A: If you know the total supply airflow and the outdoor air percentage, you can derive the outdoor airflow and return airflow. For example, if total airflow is 10,000 CFM and outdoor air is 20%, then OAF = 2,000 CFM and RAF = 8,000 CFM.

Q4: Can this calculator be used for heat recovery systems?

A: While this calculator determines the mixed air temperature *before* any heat recovery, it doesn't account for the heat transfer efficiency of a heat recovery ventilator (HRV) or energy recovery ventilator (ERV). For that, you would need a more specialized AHU design guide or calculator that includes heat recovery effectiveness.

Q5: What are typical ranges for outdoor and return air temperatures?

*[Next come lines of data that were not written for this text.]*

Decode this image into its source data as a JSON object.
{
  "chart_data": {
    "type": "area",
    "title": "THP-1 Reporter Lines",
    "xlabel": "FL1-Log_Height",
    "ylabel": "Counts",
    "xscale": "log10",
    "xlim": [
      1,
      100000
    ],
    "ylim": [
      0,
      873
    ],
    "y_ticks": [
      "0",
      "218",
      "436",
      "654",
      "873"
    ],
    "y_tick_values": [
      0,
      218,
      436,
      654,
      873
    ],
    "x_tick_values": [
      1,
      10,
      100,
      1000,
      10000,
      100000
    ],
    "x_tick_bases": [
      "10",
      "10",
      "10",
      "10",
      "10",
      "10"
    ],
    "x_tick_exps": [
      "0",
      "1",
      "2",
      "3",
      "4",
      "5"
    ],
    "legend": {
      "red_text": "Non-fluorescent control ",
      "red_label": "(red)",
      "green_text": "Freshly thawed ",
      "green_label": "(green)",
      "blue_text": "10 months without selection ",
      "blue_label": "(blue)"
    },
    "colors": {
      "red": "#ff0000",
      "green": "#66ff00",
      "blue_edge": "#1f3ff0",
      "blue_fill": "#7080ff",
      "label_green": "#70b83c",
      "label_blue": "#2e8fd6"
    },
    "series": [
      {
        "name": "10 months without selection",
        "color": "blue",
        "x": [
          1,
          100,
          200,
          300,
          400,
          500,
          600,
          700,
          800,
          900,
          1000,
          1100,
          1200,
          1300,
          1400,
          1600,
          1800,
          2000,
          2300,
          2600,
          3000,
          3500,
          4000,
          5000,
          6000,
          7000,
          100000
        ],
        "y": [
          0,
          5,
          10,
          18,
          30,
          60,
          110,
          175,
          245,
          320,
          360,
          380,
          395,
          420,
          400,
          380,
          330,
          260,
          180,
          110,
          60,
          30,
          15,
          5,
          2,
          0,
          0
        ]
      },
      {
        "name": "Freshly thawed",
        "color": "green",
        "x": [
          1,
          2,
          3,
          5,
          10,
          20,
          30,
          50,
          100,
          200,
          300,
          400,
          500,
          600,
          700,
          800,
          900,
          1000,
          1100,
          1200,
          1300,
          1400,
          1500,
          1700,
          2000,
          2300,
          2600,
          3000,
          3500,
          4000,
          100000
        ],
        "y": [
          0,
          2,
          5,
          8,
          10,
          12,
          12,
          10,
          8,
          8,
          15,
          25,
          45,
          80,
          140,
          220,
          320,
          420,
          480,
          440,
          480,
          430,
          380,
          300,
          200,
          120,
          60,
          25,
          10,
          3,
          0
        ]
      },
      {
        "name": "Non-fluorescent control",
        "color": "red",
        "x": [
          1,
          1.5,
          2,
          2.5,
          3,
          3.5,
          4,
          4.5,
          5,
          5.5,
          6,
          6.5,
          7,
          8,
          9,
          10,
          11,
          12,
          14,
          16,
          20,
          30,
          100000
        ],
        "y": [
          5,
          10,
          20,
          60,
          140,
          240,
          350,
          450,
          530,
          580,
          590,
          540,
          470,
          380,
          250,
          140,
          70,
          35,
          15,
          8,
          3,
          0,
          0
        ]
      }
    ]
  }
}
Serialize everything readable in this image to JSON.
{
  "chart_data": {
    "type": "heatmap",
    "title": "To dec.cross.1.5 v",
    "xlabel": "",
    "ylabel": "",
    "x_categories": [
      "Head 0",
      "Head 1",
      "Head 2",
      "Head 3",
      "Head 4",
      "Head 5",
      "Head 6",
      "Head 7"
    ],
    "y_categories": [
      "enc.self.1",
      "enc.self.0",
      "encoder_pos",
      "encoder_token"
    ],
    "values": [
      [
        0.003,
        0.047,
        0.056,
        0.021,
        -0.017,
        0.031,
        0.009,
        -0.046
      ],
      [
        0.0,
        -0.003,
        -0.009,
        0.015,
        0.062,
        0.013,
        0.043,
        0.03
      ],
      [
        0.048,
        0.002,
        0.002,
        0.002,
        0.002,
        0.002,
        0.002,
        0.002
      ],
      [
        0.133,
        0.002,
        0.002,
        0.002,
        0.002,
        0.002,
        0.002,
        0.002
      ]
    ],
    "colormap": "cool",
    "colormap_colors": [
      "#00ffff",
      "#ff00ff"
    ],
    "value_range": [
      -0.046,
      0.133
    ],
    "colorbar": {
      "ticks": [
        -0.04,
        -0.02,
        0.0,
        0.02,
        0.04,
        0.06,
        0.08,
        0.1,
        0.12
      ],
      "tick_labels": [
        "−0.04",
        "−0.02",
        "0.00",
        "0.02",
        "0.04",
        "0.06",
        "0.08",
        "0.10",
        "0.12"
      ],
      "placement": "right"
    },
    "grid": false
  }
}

A: Outdoor air temperatures can vary widely based on climate, from -40°F (-40°C) to over 120°F (50°C). Return air temperatures are usually kept within comfort zones, typically 68-75°F (20-24°C).

Q6: Why is the mixed air temperature important for HVAC systems?

A: The mixed air temperature is crucial because it directly dictates the heating or cooling load on the system's coils. A higher mixed air temperature requires more cooling, while a lower one requires more heating, significantly impacting energy efficiency and operating costs.

Q7: What happens if I enter zero for outdoor airflow?

A: If outdoor airflow is zero, the mixed air temperature will be equal to the return air temperature, as no outdoor air is being introduced. This represents a fully recirculating system.

Q8: What happens if I enter zero for return airflow?

A: If return airflow is zero, the mixed air temperature will be equal to the outdoor air temperature, as the system is operating with 100% outdoor air. This is common in certain industrial applications or economizer modes.